قَدْ نَرَىٰ تَقَلُّبَ وَجْهِكَ فِي السَّمَاءِ ۖ فَلَنُوَلِّيَنَّكَ قِبْلَةً تَرْضَاهَا ۚ فَوَلِّ وَجْهَكَ شَطْرَ الْمَسْجِدِ الْحَرَامِ ۚ وَحَيْثُ مَا كُنتُمْ فَوَلُّوا وُجُوهَكُمْ شَطْرَهُ ۗ وَإِنَّ الَّذِينَ أُوتُوا الْكِتَابَ لَيَعْلَمُونَ أَنَّهُ الْحَقُّ مِن رَّبِّهِمْ ۗ وَمَا اللَّهُ بِغَافِلٍ عَمَّا يَعْمَلُونَ.

“Sungguh Kami (sering) melihat wajahmu (wahai Muhammad shollallahu alaihi wasallam) menengadah ke arah langit. Maka sungguh Kami akan memalingkan kalian ke kiblat yang engkau sukai. Palingkanlah wajah kalian ke arah Masjidil Haram. Dan di mana saja kalian berada, palingkanlah wajah kalian ke arahnya.

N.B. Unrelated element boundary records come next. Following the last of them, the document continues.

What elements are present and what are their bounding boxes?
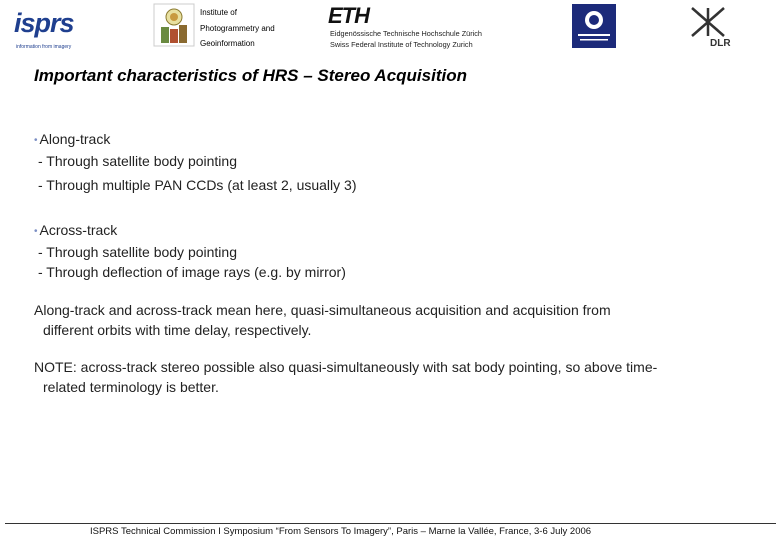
paragraph-2-line-2: related terminology is better. — [43, 379, 219, 395]
paragraph-1-line-2: different orbits with time delay, respectively. — [43, 322, 312, 338]
along-track-heading — [34, 131, 110, 147]
along-track-item-2: - Through multiple PAN CCDs (at least 2, usually 3) — [38, 177, 357, 193]
ipg-line-2: Photogrammetry and — [200, 23, 275, 33]
eth-name-german: Eidgenössische Technische Hochschule Zürich — [330, 29, 482, 38]
footer-divider — [5, 523, 776, 524]
across-track-heading-text: Across-track — [39, 222, 118, 238]
along-track-heading-text: Along-track — [39, 131, 111, 147]
isprs-logo-word: isprs — [14, 8, 74, 38]
bullet-icon: • — [34, 135, 38, 146]
paragraph-2-line-1: NOTE: across-track stereo possible also quasi-simultaneously with sat body pointing, so above time- — [34, 359, 658, 375]
ipg-line-1: Institute of — [200, 8, 237, 17]
bullet-icon: • — [34, 226, 38, 237]
slide-title: Important characteristics of HRS – Stereo Acquisition — [34, 66, 467, 85]
paragraph-1-line-1: Along-track and across-track mean here, quasi-simultaneous acquisition and acquisition from — [34, 302, 611, 318]
eth-logo-word: ETH — [328, 3, 369, 28]
along-track-item-1: - Through satellite body pointing — [38, 153, 237, 169]
across-track-heading — [34, 222, 117, 238]
across-track-item-1: - Through satellite body pointing — [38, 244, 237, 260]
ipg-figure-icon — [153, 3, 195, 47]
ipg-line-3: Geoinformation — [200, 39, 255, 48]
eth-name-english: Swiss Federal Institute of Technology Zurich — [330, 40, 473, 49]
isprs-logo — [14, 6, 86, 48]
ipg-text-block — [200, 5, 275, 52]
dlr-logo — [684, 6, 734, 48]
across-track-item-2: - Through deflection of image rays (e.g. by mirror) — [38, 264, 346, 280]
isprs-logo-tagline: information from imagery — [16, 44, 72, 50]
dlr-text: DLR — [710, 38, 731, 48]
ign-logo — [572, 4, 616, 48]
footer-text: ISPRS Technical Commission I Symposium “From Sensors To Imagery”, Paris – Marne la Vallée, France, 3-6 July 2006 — [90, 526, 592, 537]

Dan sesungguhnya orang-orang (Yahudi dan Nasrani) yang diberi Al Kitab (Taurat dan Injil) memang mengetahui, bahwa mengarahkan kiblat ke Masjidil Haram itu adalah benar (merupakan perintah) dari Tuhannya; sedangkan Allah sekali-kali tidak lengah dari perbuatan yang mereka kerjakan.”
(QS Al Baqoroh : 144)

Syaikh Abdurrahman bin Nashir As Sa’di rahimahullah menuliskan ringkasan kesimpulannya:

“Di dalamnya ada ketentuan menghadap Ka’bah, untuk semua shalat; baik shalat wajib maupun shalat sunnah. Juga bahwasanya jika memungkinkan hendaknya menghadap persis ke titik bangunannya, jika tidak maka cukup menghadapkan ke kisaran arahnya. Dan berpalingnya badan dari arah kiblat membatalkan shalat, karena perintah mengerjakan sesuatu itu berarti sekaligus mengandung larangan terhadap lawannya. Begitu pula ketika Allah menyebutkan pada ayat sebelumnya keadaan para penentang dari ahli kitab serta jawaban mereka, disebutkanlah pada ayat ini, bahwa Ahli Kitab dan kalangan berilmunya, mereka mengetahui bahwa engkau (wahai Nabi shollallahu alaihi wasallam) sebenarnya memang benar dan semata menjalankan perintah Allah. Yang demikian itu dipahami karena mereka mendapatinya memang tersebutkan dalam kitab-kitab mereka. Sehingga penolakan mereka jelas merupakan bentuk penentangan dan kedurhakaan.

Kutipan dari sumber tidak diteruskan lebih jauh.